Hollandalı olan Mata Hari'nin asıl adı Margaretha Geertruida Zelle'dir. Mata Hari ismi Malay dilinde şafağın gözü, Hint dilinde şafağın gözbebeği anlamına gelir.Babası tanınmış tüccarlardandı; annesi de zengin, güzel ve kibar bir kadındı.
Hollanda sömürgesinde olan ve Hollanda kolonisinin merkezlerinden biri olan Cava adasında bulunmuştu. Bu Hint adasında olmanın tüm kültürel etkisini yaşayan Margaretha, dansa merak sardı. Eğitiminde sonra Paris’e yerleşti.
Kısa sürede etkin dans yeteneği, güzelliği ve çekici dansıyla meşhur olmuş, sahne aldığı kulüplerde azımsanmayacak bir hayran kitlesi kazanmıştı. Ünü Paris’i aştı ve Londra, Viyana, Berlin, Roma gibi Avrupa’nın önemli şehirlerinde de telaffuz edilmeye başlandı.

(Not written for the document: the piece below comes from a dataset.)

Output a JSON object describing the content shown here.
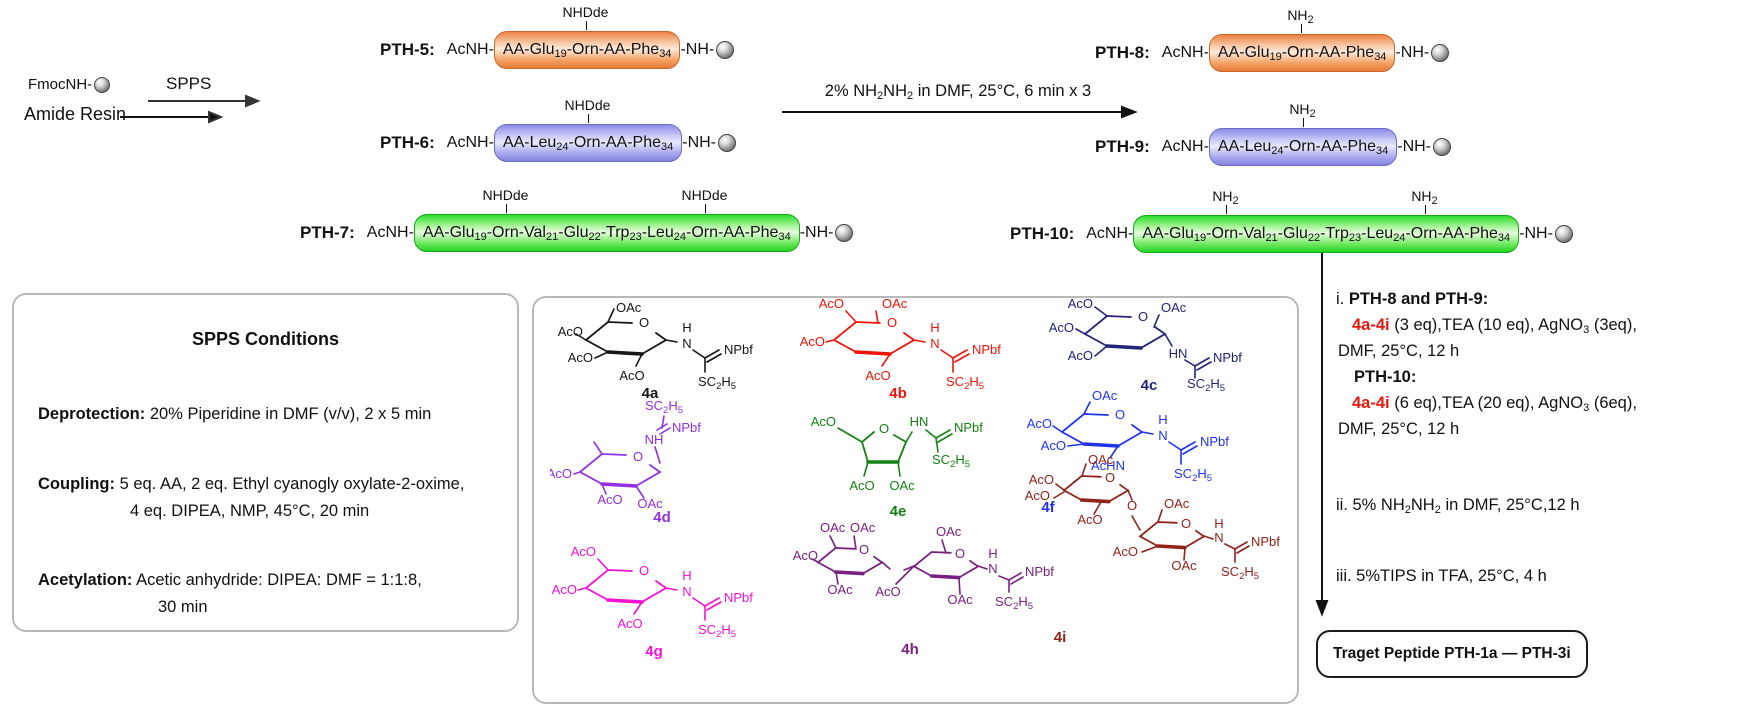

Kendisini izlemeye gelenler arasında sadece sanatseverler değil, toplumun tüm kesimlerinden seçkin bir topluluk da oluyordu. Siyasetçiler, devlet başkanları Hari’nin sahne performansına hayrandı.
Bu dönemde oldukça önemli kişilerle tanışma fırsatı buldu. Almanlar, bu ilişkilere kolayca ulaşabilmek için Mata Hari’yi kendi saflarına alıp casus olarak çalıştırmak üzere eğitmeye karar verdiler.

Ardından Hari, Alman Gizli Servisi’ne katıldı ve I. Dünya Savaşı’ndan birkaç yıl önce Almanya’nın Löerrach şehrindeki Espionaj Okulu’nda casusluk üzerine eğitim gördü. Alman Gizli Servisi’ndeki kod numarası H21 olan dansçı, 1915'te Paris’e döndü.
Fransa, karşı casusluk teşkilâtı bir süre sonra onun Almanlar için çalıştığını anladı ve çift taraflı çalışma teklifinde bulundular. Fransızlar ona güvenmiyordu. Onu denemek için Belçika’ya göndermeye karar verdiler. Mata orada altı Fransız ajanla birlikte çalışacaktı.
Aradan 2 hafta geçtikten sonra, Hari’nin bağlantıda olduğu bu altı ajanın tamamı Almanlar tarafından yakalandı ve kurşuna dizildi. Hem Almanların hem de Fransızların güvenini kaybetmişti.
Tüm yenilgilerin suçu onun üzerine atılıyordu ancak yine de Fransa ve Hollanda hükûmetlerinde tanıdığı nüfuz sahibi kişilerin yardımlarıyla hazırlanan tuzaklardan kurtulmayı başarıyordu.
Hari o dönemde Fransız, İngiliz Rus subay ve devlet adamlarından toplandığı çok gizli askeri bilgileri, kızına yazılmış olarak görülen şifreli özel mektuplarla Paris’ten Almanlar’a ulaştırıyordu ama Bu süreç çok uzun sürmedi.
Alman askerî ve denizcilik istihbarat başkanlarıyla toplantılara katıldığı Madrid’ten Paris’e döndükten hemen sonra, 13 Şubat 1917’de tutuklandı. Yapılan araştırmalarda evinde bulunan ve Alman Gizli Servisi’nden aldığı doğrulanmasa
da miktarı şüphe uyandıran 30.000 marklık senet başına bela açtı. Bu parayla ilgili olarak mahkemeye “hediye aldım” açıklaması yapan Hari’nin savunması inandırıcı bulunmadı ve Fransızlar onu idama mahkûm etti.
15 EKİM 1917
İdama giderken soğukkanlı olduğu gözlenen Mata Hari’nin son sözleri “Fransızlar beni öldürmekle ne kazanacaklar? Savaşı mı kazanacaklar? olmuştur.
Ünlü dansçı ajan, kurşuna dizilirken gözlerini bağlatmayarak bir cesaret ve soğukkanlılık örneği göstermişti. 15 askerin görevli olduğu idamda Hari’ye sadece bir asker ateş edebilmiştir.